At age 11, Sido had been kidnapped and enslaved among thousands of other women and girls of her religio-ethnic minority by the Muslim extremist group ISIS when it took over the Sinjar region of Iraq in 2014.

She spent several years of her captivity in Syria, she told CNN in an interview last week. That was where she was bought by a Hamas member who had fought alongside his fellow terrorists in their drive to establish a brutal caliphate throughout the Middle East.

In 2020 he brought her to Gaza through Egypt using a fake Arab ID for his victim, who had been forced to have his children.

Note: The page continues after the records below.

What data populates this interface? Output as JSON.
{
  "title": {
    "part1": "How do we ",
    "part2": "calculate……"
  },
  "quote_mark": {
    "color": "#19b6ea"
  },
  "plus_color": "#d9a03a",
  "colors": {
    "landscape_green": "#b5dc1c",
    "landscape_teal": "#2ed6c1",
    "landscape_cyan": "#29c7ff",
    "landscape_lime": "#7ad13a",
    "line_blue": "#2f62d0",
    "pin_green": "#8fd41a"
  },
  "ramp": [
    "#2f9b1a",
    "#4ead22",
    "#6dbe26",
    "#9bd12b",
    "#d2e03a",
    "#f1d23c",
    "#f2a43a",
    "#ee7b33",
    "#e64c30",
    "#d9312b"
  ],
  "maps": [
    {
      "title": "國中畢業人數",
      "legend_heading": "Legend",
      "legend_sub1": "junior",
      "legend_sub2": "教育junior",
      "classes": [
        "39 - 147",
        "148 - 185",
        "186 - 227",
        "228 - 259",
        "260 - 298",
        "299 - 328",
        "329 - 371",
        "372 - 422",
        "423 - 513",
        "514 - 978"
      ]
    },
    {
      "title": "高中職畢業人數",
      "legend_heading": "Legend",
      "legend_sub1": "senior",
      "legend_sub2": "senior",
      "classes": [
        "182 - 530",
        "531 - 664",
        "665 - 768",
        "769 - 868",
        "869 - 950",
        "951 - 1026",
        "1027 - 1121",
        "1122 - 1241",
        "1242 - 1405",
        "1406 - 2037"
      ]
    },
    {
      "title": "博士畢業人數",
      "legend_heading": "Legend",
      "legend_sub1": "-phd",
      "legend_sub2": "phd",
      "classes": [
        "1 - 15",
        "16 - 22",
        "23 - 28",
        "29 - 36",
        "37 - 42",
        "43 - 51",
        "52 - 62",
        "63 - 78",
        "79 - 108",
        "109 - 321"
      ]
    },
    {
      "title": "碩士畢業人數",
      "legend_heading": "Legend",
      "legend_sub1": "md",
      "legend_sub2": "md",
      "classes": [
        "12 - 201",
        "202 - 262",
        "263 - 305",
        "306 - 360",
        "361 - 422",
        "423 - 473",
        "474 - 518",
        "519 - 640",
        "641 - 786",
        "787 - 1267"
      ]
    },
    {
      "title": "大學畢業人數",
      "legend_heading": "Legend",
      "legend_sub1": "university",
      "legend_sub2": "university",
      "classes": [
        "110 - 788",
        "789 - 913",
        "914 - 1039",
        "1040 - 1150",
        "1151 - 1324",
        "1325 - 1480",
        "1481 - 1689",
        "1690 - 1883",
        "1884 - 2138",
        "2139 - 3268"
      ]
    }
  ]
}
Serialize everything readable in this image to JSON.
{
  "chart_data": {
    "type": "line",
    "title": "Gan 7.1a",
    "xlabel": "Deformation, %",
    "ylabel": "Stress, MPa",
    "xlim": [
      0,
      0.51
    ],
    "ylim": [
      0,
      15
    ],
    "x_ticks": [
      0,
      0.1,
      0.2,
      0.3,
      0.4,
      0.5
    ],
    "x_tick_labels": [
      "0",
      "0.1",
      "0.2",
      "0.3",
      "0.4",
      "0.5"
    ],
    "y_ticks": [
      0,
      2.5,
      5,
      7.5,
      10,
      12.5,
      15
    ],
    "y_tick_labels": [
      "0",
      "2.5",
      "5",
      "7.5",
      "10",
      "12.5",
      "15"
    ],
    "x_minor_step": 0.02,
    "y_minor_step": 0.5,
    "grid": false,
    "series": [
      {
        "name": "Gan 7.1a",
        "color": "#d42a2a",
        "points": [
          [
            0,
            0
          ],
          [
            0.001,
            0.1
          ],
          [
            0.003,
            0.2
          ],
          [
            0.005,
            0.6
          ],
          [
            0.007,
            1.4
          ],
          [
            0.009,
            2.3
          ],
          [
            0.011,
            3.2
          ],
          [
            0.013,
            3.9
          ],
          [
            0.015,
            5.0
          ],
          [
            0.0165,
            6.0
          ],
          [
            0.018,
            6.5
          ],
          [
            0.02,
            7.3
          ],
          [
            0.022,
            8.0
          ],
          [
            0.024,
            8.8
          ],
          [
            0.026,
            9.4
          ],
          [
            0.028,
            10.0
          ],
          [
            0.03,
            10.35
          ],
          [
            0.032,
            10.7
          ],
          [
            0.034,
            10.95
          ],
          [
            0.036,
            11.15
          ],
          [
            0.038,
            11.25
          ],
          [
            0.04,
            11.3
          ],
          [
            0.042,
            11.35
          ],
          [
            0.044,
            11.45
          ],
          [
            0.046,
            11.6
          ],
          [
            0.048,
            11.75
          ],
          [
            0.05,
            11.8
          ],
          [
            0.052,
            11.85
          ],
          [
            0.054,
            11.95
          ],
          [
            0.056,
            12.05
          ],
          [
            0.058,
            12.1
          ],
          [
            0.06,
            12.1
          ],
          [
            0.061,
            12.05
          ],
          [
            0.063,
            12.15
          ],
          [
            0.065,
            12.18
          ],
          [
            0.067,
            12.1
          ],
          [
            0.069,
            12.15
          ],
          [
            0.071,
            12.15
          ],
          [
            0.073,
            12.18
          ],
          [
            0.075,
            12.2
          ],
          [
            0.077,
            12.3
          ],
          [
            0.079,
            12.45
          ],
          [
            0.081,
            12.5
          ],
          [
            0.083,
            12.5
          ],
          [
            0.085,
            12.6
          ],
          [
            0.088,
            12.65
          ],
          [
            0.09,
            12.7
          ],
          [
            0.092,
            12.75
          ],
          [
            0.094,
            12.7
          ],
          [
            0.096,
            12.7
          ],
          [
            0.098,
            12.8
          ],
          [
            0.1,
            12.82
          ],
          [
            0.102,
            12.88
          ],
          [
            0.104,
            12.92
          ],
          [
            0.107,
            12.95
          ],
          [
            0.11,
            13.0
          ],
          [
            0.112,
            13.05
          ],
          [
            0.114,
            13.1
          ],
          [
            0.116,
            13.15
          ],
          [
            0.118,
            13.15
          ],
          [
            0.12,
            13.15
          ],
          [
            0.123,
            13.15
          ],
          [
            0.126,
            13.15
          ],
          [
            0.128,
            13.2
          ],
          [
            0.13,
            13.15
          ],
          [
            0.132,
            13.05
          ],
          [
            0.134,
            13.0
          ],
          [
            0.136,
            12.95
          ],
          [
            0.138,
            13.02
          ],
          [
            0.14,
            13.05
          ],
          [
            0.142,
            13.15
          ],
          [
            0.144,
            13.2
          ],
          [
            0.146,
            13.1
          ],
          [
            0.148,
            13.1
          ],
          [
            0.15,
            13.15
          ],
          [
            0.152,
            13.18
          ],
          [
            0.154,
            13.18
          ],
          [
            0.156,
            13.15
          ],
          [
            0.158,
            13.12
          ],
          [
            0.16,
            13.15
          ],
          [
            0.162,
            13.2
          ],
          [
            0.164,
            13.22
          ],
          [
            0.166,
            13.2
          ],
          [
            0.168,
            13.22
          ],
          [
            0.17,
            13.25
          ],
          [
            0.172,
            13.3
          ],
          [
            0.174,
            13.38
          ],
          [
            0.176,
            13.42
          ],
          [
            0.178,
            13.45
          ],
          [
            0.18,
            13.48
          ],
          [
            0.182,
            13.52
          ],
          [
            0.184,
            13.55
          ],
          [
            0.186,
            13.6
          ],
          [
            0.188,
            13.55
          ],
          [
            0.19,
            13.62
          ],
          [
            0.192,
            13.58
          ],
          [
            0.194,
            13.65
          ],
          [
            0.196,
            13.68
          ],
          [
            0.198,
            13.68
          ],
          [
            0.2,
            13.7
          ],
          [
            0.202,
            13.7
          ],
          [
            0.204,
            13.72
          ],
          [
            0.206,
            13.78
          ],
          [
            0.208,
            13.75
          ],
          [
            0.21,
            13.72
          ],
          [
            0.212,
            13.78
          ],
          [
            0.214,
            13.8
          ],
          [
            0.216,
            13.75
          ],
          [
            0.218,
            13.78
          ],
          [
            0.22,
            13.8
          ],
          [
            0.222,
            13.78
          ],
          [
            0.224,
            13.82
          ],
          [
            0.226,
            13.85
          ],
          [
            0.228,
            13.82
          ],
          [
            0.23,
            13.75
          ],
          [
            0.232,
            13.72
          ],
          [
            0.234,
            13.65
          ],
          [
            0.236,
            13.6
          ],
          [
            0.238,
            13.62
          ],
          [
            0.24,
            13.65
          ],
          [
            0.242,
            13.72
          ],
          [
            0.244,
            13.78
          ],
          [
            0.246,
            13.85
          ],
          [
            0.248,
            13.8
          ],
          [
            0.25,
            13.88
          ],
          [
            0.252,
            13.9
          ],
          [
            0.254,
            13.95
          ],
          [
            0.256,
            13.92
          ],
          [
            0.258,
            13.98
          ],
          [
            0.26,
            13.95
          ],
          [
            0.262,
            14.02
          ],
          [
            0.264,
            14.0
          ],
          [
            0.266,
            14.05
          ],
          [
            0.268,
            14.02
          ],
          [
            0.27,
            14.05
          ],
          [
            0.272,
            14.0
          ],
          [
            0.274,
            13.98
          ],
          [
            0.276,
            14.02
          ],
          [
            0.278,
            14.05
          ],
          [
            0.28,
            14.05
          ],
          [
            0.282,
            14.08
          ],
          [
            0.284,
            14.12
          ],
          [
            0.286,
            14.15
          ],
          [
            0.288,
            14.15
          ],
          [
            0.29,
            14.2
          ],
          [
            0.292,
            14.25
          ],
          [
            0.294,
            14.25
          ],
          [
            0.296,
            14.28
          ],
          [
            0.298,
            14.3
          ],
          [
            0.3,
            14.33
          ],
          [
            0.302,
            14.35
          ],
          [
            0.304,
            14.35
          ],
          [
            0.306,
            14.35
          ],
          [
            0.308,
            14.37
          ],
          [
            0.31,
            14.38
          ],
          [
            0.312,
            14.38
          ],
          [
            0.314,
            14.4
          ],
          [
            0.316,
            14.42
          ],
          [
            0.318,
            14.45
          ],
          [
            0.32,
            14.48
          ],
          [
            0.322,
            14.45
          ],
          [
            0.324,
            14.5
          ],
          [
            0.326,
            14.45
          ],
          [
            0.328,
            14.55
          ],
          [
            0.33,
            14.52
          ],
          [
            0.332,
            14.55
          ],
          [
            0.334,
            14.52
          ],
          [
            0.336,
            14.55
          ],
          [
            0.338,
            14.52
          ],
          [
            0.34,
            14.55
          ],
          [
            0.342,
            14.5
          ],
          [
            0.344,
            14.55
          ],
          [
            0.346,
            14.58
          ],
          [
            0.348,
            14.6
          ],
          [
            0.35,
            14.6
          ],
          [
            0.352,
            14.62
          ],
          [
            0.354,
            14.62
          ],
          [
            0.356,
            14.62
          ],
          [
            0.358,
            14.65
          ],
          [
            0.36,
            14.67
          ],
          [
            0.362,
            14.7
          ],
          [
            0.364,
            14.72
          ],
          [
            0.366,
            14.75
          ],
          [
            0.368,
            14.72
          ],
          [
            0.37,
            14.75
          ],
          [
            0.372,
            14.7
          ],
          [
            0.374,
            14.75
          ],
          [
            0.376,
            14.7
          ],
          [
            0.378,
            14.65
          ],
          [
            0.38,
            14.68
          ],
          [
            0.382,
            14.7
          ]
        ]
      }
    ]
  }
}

Her family became aware that she was still alive in November when they saw a clip of her on TikTok that Kurdish news network Rudaw publicized. They contacted Steve Maman, who has become known in their persecuted community as the “Jewish Schindler” for having managed to free some 140 Yazidis from captivity due to his contacts around the world.

In an interview with i24News, Maman said that Sido had “gathered her courage” to make and upload the video appealing for help after the brother of her “owner” was killed in a battle with the IDF, and she wasn’t being watched so carefully.

“She was brutally beaten” after her captors’ family saw the news show, he said.

In a separate interview, Maman told Ynet that it took months of work on two separate levels for the operation to succeed.

First, there were months of behind-the-scenes political and diplomatic maneuvering with Iraqi, Israeli and American officials, although Iraq refused to work with Israel directly.

For one, Maman said it took some hard work by both American and Israeli officials to obtain a temporary travel document for the Iraqi woman in lieu of a passport so that she could at the end enter Jordan through the Allenby crossing.

They also worked with Sido herself. Maman said that for months his group “trained her to make contact with the IDF, identify fences, and spot potential crossings.”

At one point, he noted, his team made a direct attempt to extract her through a tunnel from Rafah into Egypt. Intermediaries offered to pay Hamas the $5,000 smuggling fee, he said, but “just as we were close to executing the plan, Egypt tightened its border control with Gaza, making it very difficult to cross. The fighting intensified, and Israel moved into the area.”

In commenting on the incident Thursday, the IDF stated, “In a complex operation coordinated between Israel, the United States, and other international actors, [Sido] was recently rescued in a secret mission from the Gaza Strip through the Kerem Shalom Crossing.”

The Iraqis acknowledged the release without mentioning either Maman, Israel or even where Sido had been held, saying it had been accomplished “via a joint effort with the international intelligence service.”

“It was the hardest rescue operation I’ve ever done,” Maman said, due to all the actors that needed to be involved.

The businessman-cum-philanthropist also noted to i24 News that according to his sources, there are at least a few other Yazidi women in Gaza whom Hamas fighters and their families are holding against their will.